Indigenous Futures in the Himalayas - Prof. Charisma Lepcha on More-than-Human Relations in a time of Climate Change on Thursday, March 7.
Location:
JSC Morrison Lounge
Event Date: Mar. 7, 2024
"Thirsty hunters and non-human inlaws across broken bridges in the Sikkim Himalaya"
How are human and more-than-human beings impacted by unplanned infrastructural development and resource extraction in the Sikkim Himalayas? How do Indigenous communities care for their relatives across dimensions in a time of melting glaciers, glacial lake outburst floods, and road and bridge breakdown? Professor Lepcha, a leading anthropologist from the Rong (Lepcha) community in Mayel Lyang, the Sikkim Himalayas, critically engages with these questions by drawing on Indigenous cosmovisions, demonstrating how ancestral knowledge is forging new futures in the mountains.

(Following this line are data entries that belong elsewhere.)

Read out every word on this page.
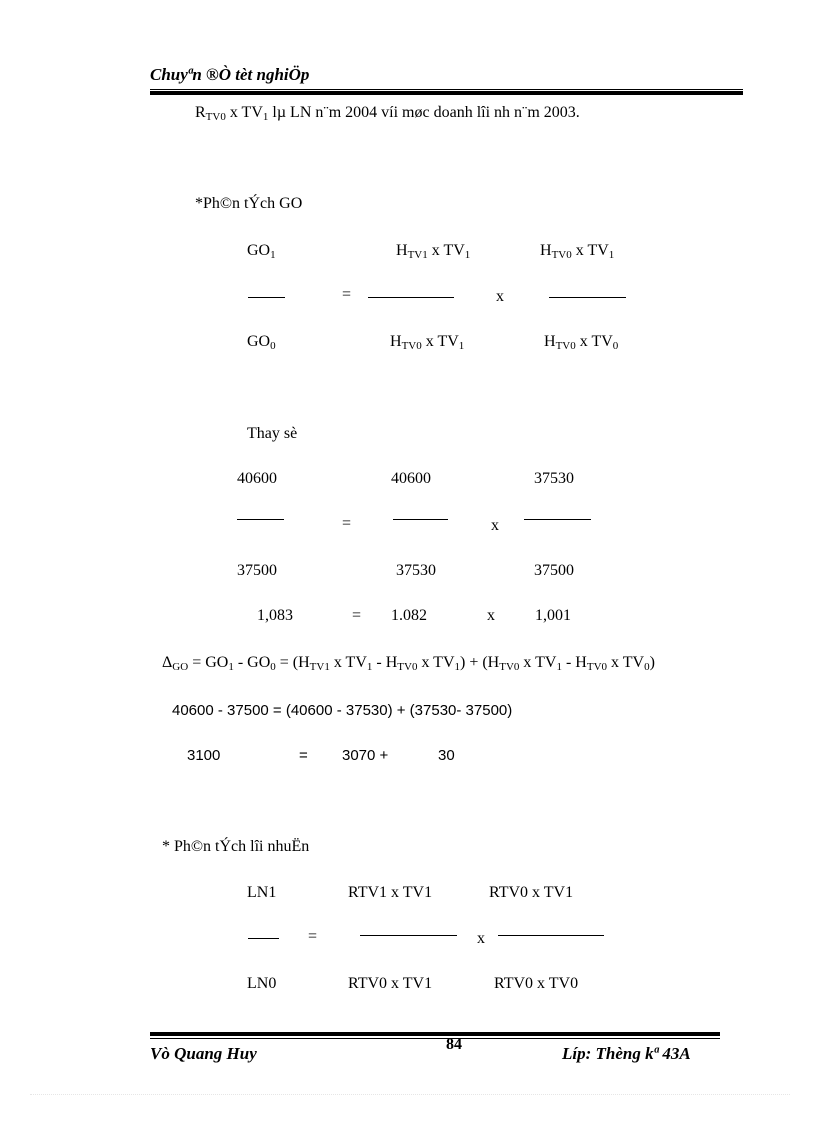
Chuyªn ®Ò tèt nghiÖp
$R_{TV0}$ x $TV_1$ lµ LN n¨m 2004 víi møc doanh lîi nh n¨m 2003.
*Ph©n tÝch GO
$GO_1$	$H_{TV1}$ x $TV_1$	$H_{TV0}$ x $TV_1$
=	x
$GO_0$	$H_{TV0}$ x $TV_1$	$H_{TV0}$ x $TV_0$
Thay sè
40600	40600	37530
=	x
37500	37530	37500
1,083	= 1.082	x	1,001
$\Delta_{GO} = GO_1 - GO_0 = (H_{TV1}$ x $TV_1 - H_{TV0}$ x $TV_1) + (H_{TV0}$ x $TV_1 - H_{TV0}$ x $TV_0$)
40600 - 37500 = (40600 - 37530) + (37530- 37500)
3100	= 3070 +	30
* Ph©n tÝch lîi nhuËn
LN1	RTV1 x TV1	RTV0 x TV1
=	x
LN0	RTV0 x TV1	RTV0 x TV0
Vò Quang Huy	84	Líp: Thèng kª 43A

Professor Lepcha teaches anthropology in Sikkim University, India, where she works with young people from the region to decolonize how they study their own cultures. Her research interests include religion, indigeneity, environment, material culture and visual anthropology of Sikkim and Darjeeling Himalaya. She has published numerous articles and co-edited The Cultural Heritage of Sikkim (2019) and Communities, Institutions and Histories of India’s Northeast (2022). She was a Fellow at the Indian Institute of Advanced Studies (IIAS), Shimla (2018-2019) and a Visiting Scholar (Linguistic and Semiotic Anthropology Training Program) at the Harvard-Yenching Institute, Harvard University, Cambridge, MA, USA.